Extracting detections from yolov8s HAR model

Hi everyone!

I’m following the ‘Quick Optimization Tutorial‘ from the ‘hailo_dataflow_compiler_v3.27.0_user_guide.pdf‘ to evaluate/improve my model accuracy.

My code (adapted from the tutorial’s code) uses ClientRunner to get inferences from my HAR model, as follows:

model_name = ‘yolov8s.har’
runner = ClientRunner(har=model_name)
with runner.infer_context(InferenceContext.SDK_NATIVE) as ctx:
native_res = runner.infer(ctx, image_dataset[:IMAGES_TO_VISUALIZE, :,:, :])

Checking native_res, I realized that the model outputs the state of the penultimate layers [‘yolov8s/conv41’,’yolov8s/conv42’, ‘yolov8s/conv52’, ‘yolov8s/conv53’,’yolov8s/conv62’,’yolov8s/conv63’] instead of the last layer ‘yolov8s/yolov8_nms_postprocess‘.

This is the mentioned .har drawn on https://netron.app/:

This is the content of yolov8s.alls:

normalization1 = normalization([0.0, 0.0, 0.0], [255.0, 255.0, 255.0])
change_output_activation(conv42, sigmoid)
change_output_activation(conv53, sigmoid)
change_output_activation(conv63, sigmoid)
nms_postprocess(“../../postprocess_config/yolov8s_nms_config.json”, meta_arch=yolov8, engine=cpu)

I found this post, where it is said that we need to implement the postprocess layer to obtain the proper detections.

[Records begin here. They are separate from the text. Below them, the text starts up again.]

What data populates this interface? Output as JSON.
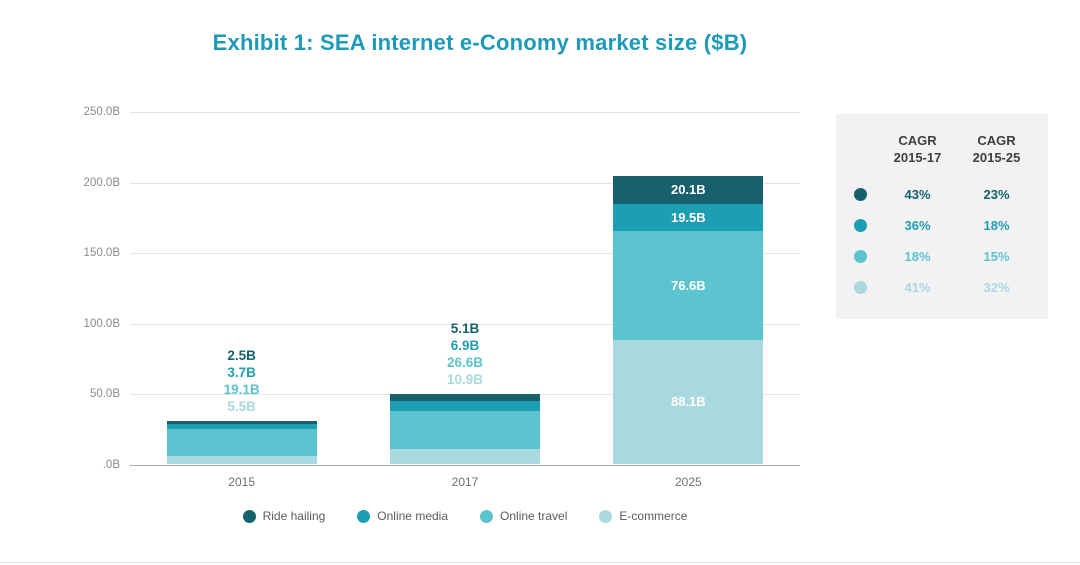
{
  "title": "Exhibit 1: SEA internet e-Conomy market size ($B)",
  "chart_data": {
    "type": "bar",
    "stacked": true,
    "categories": [
      "2015",
      "2017",
      "2025"
    ],
    "series": [
      {
        "name": "Ride hailing",
        "color": "#16616b",
        "values": [
          2.5,
          5.1,
          20.1
        ],
        "labels": [
          "2.5B",
          "5.1B",
          "20.1B"
        ]
      },
      {
        "name": "Online media",
        "color": "#1e9eb2",
        "values": [
          3.7,
          6.9,
          19.5
        ],
        "labels": [
          "3.7B",
          "6.9B",
          "19.5B"
        ]
      },
      {
        "name": "Online travel",
        "color": "#5cc4ce",
        "values": [
          19.1,
          26.6,
          76.6
        ],
        "labels": [
          "19.1B",
          "26.6B",
          "76.6B"
        ]
      },
      {
        "name": "E-commerce",
        "color": "#a9d9de",
        "values": [
          5.5,
          10.9,
          88.1
        ],
        "labels": [
          "5.5B",
          "10.9B",
          "88.1B"
        ]
      }
    ],
    "ylim": [
      0,
      250
    ],
    "yticks": [
      {
        "value": 0,
        "label": ".0B"
      },
      {
        "value": 50,
        "label": "50.0B"
      },
      {
        "value": 100,
        "label": "100.0B"
      },
      {
        "value": 150,
        "label": "150.0B"
      },
      {
        "value": 200,
        "label": "200.0B"
      },
      {
        "value": 250,
        "label": "250.0B"
      }
    ],
    "label_placement": [
      "above",
      "above",
      "inside"
    ],
    "grid": true,
    "legend_position": "bottom"
  },
  "cagr_panel": {
    "columns": [
      {
        "line1": "CAGR",
        "line2": "2015-17"
      },
      {
        "line1": "CAGR",
        "line2": "2015-25"
      }
    ],
    "rows": [
      {
        "series": "Ride hailing",
        "color": "#16616b",
        "values": [
          "43%",
          "23%"
        ]
      },
      {
        "series": "Online media",
        "color": "#1e9eb2",
        "values": [
          "36%",
          "18%"
        ]
      },
      {
        "series": "Online travel",
        "color": "#5cc4ce",
        "values": [
          "18%",
          "15%"
        ]
      },
      {
        "series": "E-commerce",
        "color": "#a9d9de",
        "values": [
          "41%",
          "32%"
        ]
      }
    ]
  },
  "colors": {
    "title": "#1e9ab9",
    "panel_bg": "#f2f1f3",
    "gridline": "#e4e4e4",
    "axis_line": "#a6a6a6"
  }
}
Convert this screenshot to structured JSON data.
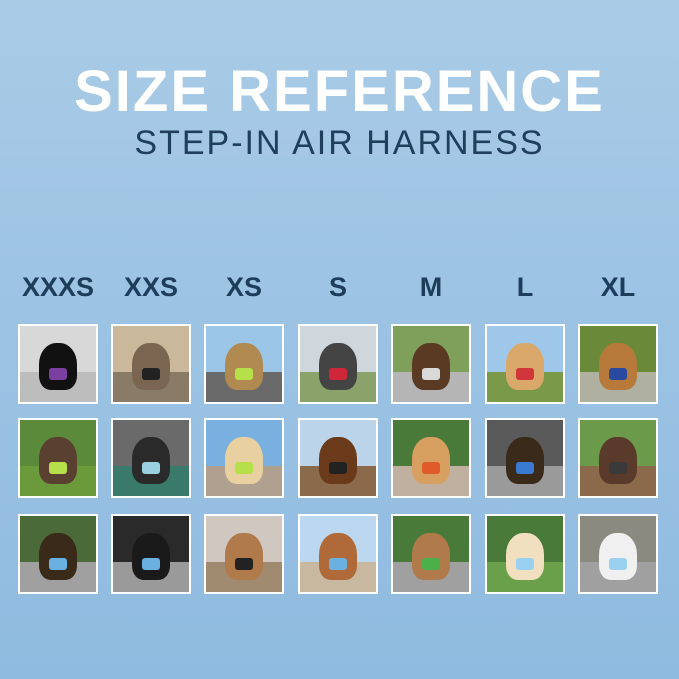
{
  "header": {
    "title": "SIZE REFERENCE",
    "subtitle": "STEP-IN AIR HARNESS"
  },
  "sizes": [
    "XXXS",
    "XXS",
    "XS",
    "S",
    "M",
    "L",
    "XL"
  ],
  "photos": [
    [
      {
        "sky": "#d8d8d8",
        "ground": "#bdbdbd",
        "pet": "#111",
        "harness": "#7a3fa0"
      },
      {
        "sky": "#c9b89a",
        "ground": "#8a7b66",
        "pet": "#7a6650",
        "harness": "#222"
      },
      {
        "sky": "#9cc6e8",
        "ground": "#6a6a6a",
        "pet": "#b08a50",
        "harness": "#b6e04a"
      },
      {
        "sky": "#cfd6dc",
        "ground": "#8aa36a",
        "pet": "#444",
        "harness": "#d0263a"
      },
      {
        "sky": "#7fa05a",
        "ground": "#b5b5b5",
        "pet": "#5a3a22",
        "harness": "#d9d9d9"
      },
      {
        "sky": "#9fc7ea",
        "ground": "#7a9a4a",
        "pet": "#d9a86a",
        "harness": "#d0363a"
      },
      {
        "sky": "#6a8a3a",
        "ground": "#b0b0a0",
        "pet": "#b87a3a",
        "harness": "#2a4aa0"
      }
    ],
    [
      {
        "sky": "#5a8a3a",
        "ground": "#6a9a3a",
        "pet": "#5a4030",
        "harness": "#b6e04a"
      },
      {
        "sky": "#6a6a6a",
        "ground": "#3a7a6a",
        "pet": "#2a2a2a",
        "harness": "#9ad0e0"
      },
      {
        "sky": "#7ab0e0",
        "ground": "#b0a090",
        "pet": "#e8d0a0",
        "harness": "#b6e04a"
      },
      {
        "sky": "#bcd4ea",
        "ground": "#8a6a4a",
        "pet": "#6a3a1a",
        "harness": "#222"
      },
      {
        "sky": "#4a7a3a",
        "ground": "#c0b0a0",
        "pet": "#d8a060",
        "harness": "#e05a2a"
      },
      {
        "sky": "#5a5a5a",
        "ground": "#9a9a9a",
        "pet": "#3a2a1a",
        "harness": "#3a7ad0"
      },
      {
        "sky": "#6a9a4a",
        "ground": "#8a6a4a",
        "pet": "#5a3a2a",
        "harness": "#3a3a3a"
      }
    ],
    [
      {
        "sky": "#4a6a3a",
        "ground": "#a0a0a0",
        "pet": "#3a2a1a",
        "harness": "#6ab0e0"
      },
      {
        "sky": "#2a2a2a",
        "ground": "#9a9a9a",
        "pet": "#1a1a1a",
        "harness": "#6ab0e0"
      },
      {
        "sky": "#d0c8c0",
        "ground": "#a08a70",
        "pet": "#b07a4a",
        "harness": "#222"
      },
      {
        "sky": "#bcd8f0",
        "ground": "#c8b8a0",
        "pet": "#b06a3a",
        "harness": "#6ab0e0"
      },
      {
        "sky": "#4a7a3a",
        "ground": "#a0a0a0",
        "pet": "#b07a4a",
        "harness": "#4ab04a"
      },
      {
        "sky": "#4a7a3a",
        "ground": "#6aa04a",
        "pet": "#f0e0c0",
        "harness": "#9ad0f0"
      },
      {
        "sky": "#8a8a80",
        "ground": "#a0a0a0",
        "pet": "#f0f0f0",
        "harness": "#9ad0f0"
      }
    ]
  ]
}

It is not clear to me why, because the .har model already has the postprocess layer.

Can someone help me extract the proper detections from the ClientRunner.inferoutput using a yolov8 model?

Hey @Luiz_doleron,

You’re getting those head outputs because infer() just gives you whatever comes directly out of the neural network itself.

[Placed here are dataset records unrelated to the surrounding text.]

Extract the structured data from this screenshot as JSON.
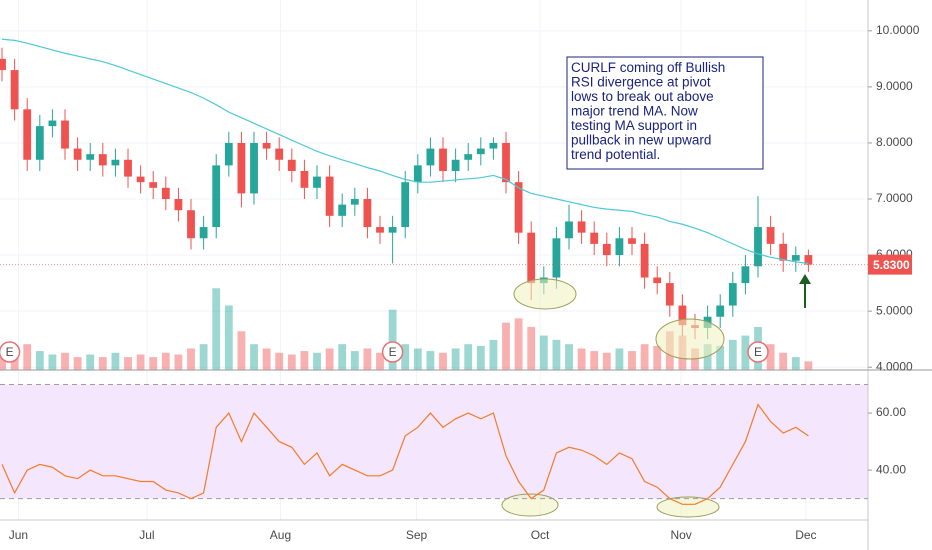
{
  "chart_data": {
    "type": "candlestick",
    "x": [
      0,
      1,
      2,
      3,
      4,
      5,
      6,
      7,
      8,
      9,
      10,
      11,
      12,
      13,
      14,
      15,
      16,
      17,
      18,
      19,
      20,
      21,
      22,
      23,
      24,
      25,
      26,
      27,
      28,
      29,
      30,
      31,
      32,
      33,
      34,
      35,
      36,
      37,
      38,
      39,
      40,
      41,
      42,
      43,
      44,
      45,
      46,
      47,
      48,
      49,
      50,
      51,
      52,
      53,
      54,
      55,
      56,
      57,
      58,
      59,
      60,
      61,
      62,
      63,
      64
    ],
    "open": [
      9.5,
      9.3,
      8.6,
      7.7,
      8.3,
      8.4,
      7.9,
      7.7,
      7.8,
      7.6,
      7.7,
      7.4,
      7.3,
      7.2,
      7.0,
      6.8,
      6.3,
      6.5,
      7.6,
      8.0,
      7.1,
      8.0,
      7.9,
      7.7,
      7.5,
      7.2,
      7.4,
      6.7,
      6.9,
      7.0,
      6.5,
      6.4,
      6.5,
      7.3,
      7.6,
      7.9,
      7.5,
      7.7,
      7.8,
      7.9,
      8.0,
      7.3,
      6.4,
      5.5,
      5.6,
      6.3,
      6.6,
      6.4,
      6.2,
      6.0,
      6.3,
      6.2,
      5.6,
      5.5,
      5.1,
      4.75,
      4.7,
      4.9,
      5.1,
      5.5,
      5.8,
      6.5,
      6.2,
      5.9,
      6.0
    ],
    "high": [
      9.7,
      9.5,
      8.8,
      8.5,
      8.6,
      8.6,
      8.1,
      8.0,
      8.0,
      7.9,
      7.9,
      7.6,
      7.5,
      7.4,
      7.2,
      7.0,
      6.7,
      7.8,
      8.2,
      8.2,
      8.2,
      8.2,
      8.1,
      7.9,
      7.7,
      7.6,
      7.6,
      7.1,
      7.2,
      7.2,
      6.7,
      6.7,
      7.5,
      7.8,
      8.1,
      8.1,
      7.9,
      8.0,
      8.1,
      8.1,
      8.2,
      7.5,
      6.6,
      5.8,
      6.5,
      6.9,
      6.8,
      6.6,
      6.4,
      6.5,
      6.5,
      6.4,
      5.8,
      5.7,
      5.3,
      4.95,
      5.1,
      5.3,
      5.7,
      6.0,
      7.05,
      6.7,
      6.4,
      6.15,
      6.1
    ],
    "low": [
      9.1,
      8.4,
      7.5,
      7.5,
      8.1,
      7.7,
      7.5,
      7.5,
      7.4,
      7.4,
      7.2,
      7.1,
      7.0,
      6.8,
      6.6,
      6.1,
      6.1,
      6.3,
      7.4,
      6.85,
      6.9,
      7.7,
      7.5,
      7.3,
      7.0,
      7.0,
      6.5,
      6.5,
      6.7,
      6.3,
      6.2,
      5.85,
      6.3,
      7.1,
      7.4,
      7.3,
      7.3,
      7.5,
      7.6,
      7.7,
      7.1,
      6.2,
      5.2,
      5.3,
      5.4,
      6.1,
      6.2,
      6.0,
      5.8,
      5.8,
      6.0,
      5.4,
      5.3,
      4.9,
      4.55,
      4.5,
      4.5,
      4.7,
      4.9,
      5.3,
      5.6,
      6.0,
      5.7,
      5.7,
      5.7
    ],
    "close": [
      9.3,
      8.6,
      7.7,
      8.3,
      8.4,
      7.9,
      7.7,
      7.8,
      7.6,
      7.7,
      7.4,
      7.3,
      7.2,
      7.0,
      6.8,
      6.3,
      6.5,
      7.6,
      8.0,
      7.1,
      8.0,
      7.9,
      7.7,
      7.5,
      7.2,
      7.4,
      6.7,
      6.9,
      7.0,
      6.5,
      6.4,
      6.5,
      7.3,
      7.6,
      7.9,
      7.5,
      7.7,
      7.8,
      7.9,
      8.0,
      7.3,
      6.4,
      5.5,
      5.6,
      6.3,
      6.6,
      6.4,
      6.2,
      6.0,
      6.3,
      6.2,
      5.6,
      5.5,
      5.1,
      4.75,
      4.7,
      4.9,
      5.1,
      5.5,
      5.8,
      6.5,
      6.2,
      5.9,
      6.0,
      5.83
    ],
    "up_color": "#26a69a",
    "down_color": "#ef5350",
    "xlim": [
      -0.16,
      68.73
    ],
    "xticks": [
      {
        "value": 1.3,
        "label": "Jun"
      },
      {
        "value": 11.5,
        "label": "Jul"
      },
      {
        "value": 22.1,
        "label": "Aug"
      },
      {
        "value": 32.9,
        "label": "Sep"
      },
      {
        "value": 42.7,
        "label": "Oct"
      },
      {
        "value": 53.9,
        "label": "Nov"
      },
      {
        "value": 63.8,
        "label": "Dec"
      }
    ],
    "ylim": [
      3.95,
      10.55
    ],
    "yticks": [
      {
        "value": 4,
        "label": "4.0000"
      },
      {
        "value": 5,
        "label": "5.0000"
      },
      {
        "value": 6,
        "label": "6.0000"
      },
      {
        "value": 7,
        "label": "7.0000"
      },
      {
        "value": 8,
        "label": "8.0000"
      },
      {
        "value": 9,
        "label": "9.0000"
      },
      {
        "value": 10,
        "label": "10.0000"
      }
    ],
    "grid": true,
    "moving_average": {
      "color": "#4dc9d6",
      "values": [
        9.85,
        9.83,
        9.78,
        9.72,
        9.66,
        9.6,
        9.55,
        9.5,
        9.45,
        9.38,
        9.3,
        9.22,
        9.14,
        9.06,
        8.98,
        8.9,
        8.8,
        8.68,
        8.55,
        8.45,
        8.35,
        8.25,
        8.15,
        8.05,
        7.95,
        7.85,
        7.77,
        7.7,
        7.63,
        7.56,
        7.5,
        7.42,
        7.35,
        7.3,
        7.3,
        7.32,
        7.34,
        7.36,
        7.38,
        7.42,
        7.35,
        7.2,
        7.1,
        7.05,
        7.0,
        6.95,
        6.9,
        6.85,
        6.82,
        6.8,
        6.78,
        6.72,
        6.68,
        6.6,
        6.55,
        6.48,
        6.4,
        6.3,
        6.2,
        6.1,
        6.02,
        5.96,
        5.92,
        5.88,
        5.85
      ]
    },
    "volume": {
      "ylim": [
        0,
        430
      ],
      "values": [
        25,
        20,
        30,
        22,
        18,
        20,
        15,
        18,
        15,
        20,
        15,
        18,
        15,
        20,
        18,
        25,
        30,
        95,
        75,
        45,
        30,
        25,
        20,
        18,
        22,
        20,
        25,
        30,
        22,
        25,
        20,
        70,
        30,
        25,
        22,
        20,
        25,
        30,
        28,
        35,
        55,
        60,
        50,
        40,
        35,
        30,
        25,
        22,
        20,
        25,
        22,
        30,
        28,
        45,
        40,
        25,
        30,
        28,
        35,
        40,
        50,
        30,
        20,
        15,
        10
      ]
    },
    "last_price": {
      "value": 5.83,
      "label": "5.8300"
    },
    "events": [
      {
        "x": 0.6,
        "label": "E"
      },
      {
        "x": 31,
        "label": "E"
      },
      {
        "x": 60,
        "label": "E"
      }
    ],
    "rsi": {
      "color": "#f57c2a",
      "band_color": "#f3e6fd",
      "ylim": [
        22.5,
        74.4
      ],
      "bands": [
        30,
        70
      ],
      "yticks": [
        {
          "value": 40,
          "label": "40.00"
        },
        {
          "value": 60,
          "label": "60.00"
        }
      ],
      "values": [
        42,
        32,
        40,
        42,
        41,
        38,
        37,
        40,
        38,
        38,
        37,
        36,
        36,
        33,
        32,
        30,
        32,
        55,
        60,
        50,
        60,
        55,
        50,
        48,
        42,
        46,
        38,
        42,
        40,
        38,
        38,
        40,
        52,
        55,
        60,
        55,
        58,
        60,
        58,
        60,
        45,
        36,
        30,
        33,
        46,
        48,
        47,
        45,
        42,
        46,
        44,
        36,
        34,
        30,
        28,
        28,
        30,
        34,
        42,
        50,
        63,
        57,
        53,
        55,
        52
      ]
    },
    "annotation": {
      "lines": [
        "CURLF coming off Bullish",
        "RSI divergence at pivot",
        "lows to break out above",
        "major trend MA. Now",
        "testing MA support in",
        "pullback in new upward",
        "trend potential."
      ]
    }
  }
}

That yolov8_nms_postprocess layer you mentioned in the .alls file isn’t actually part of the network - it’s a separate post-processing step that runs on the CPU after the main inference is done. The Model-Zoo runner handles this automatically, but when you call ClientRunner.infer(...), you’re only getting the raw outputs from the YOLOv8 head layers (those conv41/42, conv52/53, conv62/63 tensors).

This is actually the expected behavior. To get your final detection results, you’ll need to run that post-processing step that’s defined in your .alls file on these raw outputs.

So your workflow should be: preprocessing → inference → post-processing.